30 janvier 2018, 06:07, par R.P.

« S’il est minuit dans le siècle » de Victor Serge :

On est les seuls hommes libres sur la terre socialiste, nous, sans passeports, sortant de prison, prêts à y retourner, astreints à l’enregistrement tous les cinq jours, nantis d’un papier administratif comme ceci :

U.R.S.S.

R.S.F.S.R.

Service Politique de l’Etat

Délégation de Tchernoë

Ne tient pas lieu de permis de séjour.

Certificat délivré au citoyen - - - - - - déporté par mesure administrative, en vertu d’une décision de la Conférence Spéciale du S.S.E.T. Tenu de se présenter tous les cinq jours au bureau du commandant. Défense lui est faite de s’écarter des limites de la ville à plus de cinq cents mètres.

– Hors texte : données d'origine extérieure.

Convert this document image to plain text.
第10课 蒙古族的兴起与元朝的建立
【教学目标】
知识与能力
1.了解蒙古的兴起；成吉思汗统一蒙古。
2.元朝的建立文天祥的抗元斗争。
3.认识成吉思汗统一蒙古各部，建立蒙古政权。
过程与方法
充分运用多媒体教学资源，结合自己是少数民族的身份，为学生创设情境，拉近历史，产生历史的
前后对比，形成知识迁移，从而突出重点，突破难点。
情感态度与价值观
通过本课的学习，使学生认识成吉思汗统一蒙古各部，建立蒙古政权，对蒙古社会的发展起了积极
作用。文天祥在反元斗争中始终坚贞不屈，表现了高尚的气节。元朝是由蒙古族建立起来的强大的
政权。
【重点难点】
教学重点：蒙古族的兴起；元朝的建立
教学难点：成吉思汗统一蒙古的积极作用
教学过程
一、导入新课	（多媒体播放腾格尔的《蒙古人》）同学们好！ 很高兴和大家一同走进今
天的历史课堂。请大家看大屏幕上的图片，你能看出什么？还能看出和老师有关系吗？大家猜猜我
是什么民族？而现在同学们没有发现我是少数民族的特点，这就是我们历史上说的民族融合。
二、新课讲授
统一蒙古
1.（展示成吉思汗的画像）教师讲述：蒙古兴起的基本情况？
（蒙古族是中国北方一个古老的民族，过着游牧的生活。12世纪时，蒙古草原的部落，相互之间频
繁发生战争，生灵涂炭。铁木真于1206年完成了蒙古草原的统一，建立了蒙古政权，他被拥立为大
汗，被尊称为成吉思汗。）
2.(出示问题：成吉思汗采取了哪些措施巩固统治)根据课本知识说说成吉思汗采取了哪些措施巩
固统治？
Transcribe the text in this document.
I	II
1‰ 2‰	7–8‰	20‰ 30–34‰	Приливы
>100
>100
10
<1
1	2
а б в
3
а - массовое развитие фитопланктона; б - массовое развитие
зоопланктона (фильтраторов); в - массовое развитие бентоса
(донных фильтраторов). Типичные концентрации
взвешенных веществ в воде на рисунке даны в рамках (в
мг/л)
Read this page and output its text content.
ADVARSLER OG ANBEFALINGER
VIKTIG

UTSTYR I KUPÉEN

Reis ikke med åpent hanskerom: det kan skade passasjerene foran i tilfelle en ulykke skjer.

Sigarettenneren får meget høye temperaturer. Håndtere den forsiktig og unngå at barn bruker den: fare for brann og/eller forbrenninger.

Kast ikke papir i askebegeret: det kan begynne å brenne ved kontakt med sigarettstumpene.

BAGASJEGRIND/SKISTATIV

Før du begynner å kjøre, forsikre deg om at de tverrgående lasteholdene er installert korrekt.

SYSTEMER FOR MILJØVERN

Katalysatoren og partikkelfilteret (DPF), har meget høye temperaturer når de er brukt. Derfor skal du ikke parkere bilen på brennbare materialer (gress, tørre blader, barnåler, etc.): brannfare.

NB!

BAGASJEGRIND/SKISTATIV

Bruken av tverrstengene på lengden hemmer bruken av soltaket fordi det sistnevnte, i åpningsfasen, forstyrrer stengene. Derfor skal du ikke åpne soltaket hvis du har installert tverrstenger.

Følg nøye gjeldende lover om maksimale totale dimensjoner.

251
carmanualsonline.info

Signé : Le Délégué du S.S.E.,

Le Secrétaire.

(Cachet, date, numéro d’ordre à l’encre rouge.)

Le plus difficile, c’est de se passer de caoutchoucs pendant la fonte des neiges ; et de se passer de manger quand on a faim le soir…

 La contre-révolution triomphe. Le temps est venu de former un nouveau parti ; pour une nouvelle lutte qui sera longue, étouffante, sanglante, - où nous périrons tous, - Rodion voit si clair que son visage en est crispé. Nous devrions nous évader, fabriquer de faux-passeports, créer des imprimeries clandestines, - recommencer… Un débat s’engage entre Elkine et Ryjik sur le front uni en Allemagne. Thaelman, annonçant la prise du pouvoir, repousse tout compromis avec les chefs social-démocrates, social-chauvins, social-patriotiques, social-traîtres, social-fascistes qui nous ont assassiné Rosa Luxemburg et Liebnecht : le front uni, nous le ferons avec les ouvriers social-démocrates révoltés par les turpitudes de leurs chefs. Nous vaincrons. Nous ferons du plébiscite nazi contre le gouvernement social-fasciste de Herr Otto Braun un plébiscite rouge ! Les voix des nazis seront submergées par celles du prolétariat. Ryjik dit :

 J’ai lu, ça pue la défaite. Les gens de l’appareil sont tellement aveulis qu’ils croient peut-être le tiers du quart de ce qu’ils disent. Tu verras qu’on leur fera dire demain exactement le contraire, quand il sera trop tard. Tu verras qu’ils préconiseront des gouvernements populaires, des fronts élargis, du faîte à la base, avec Scheidemann, avec Noske, s’il veut bien, avec les pires canailles qui ont naufragé la république allemande, tu verras : mais quand Hitler les enfermera les uns et les autres dans les mêmes camps de concentration…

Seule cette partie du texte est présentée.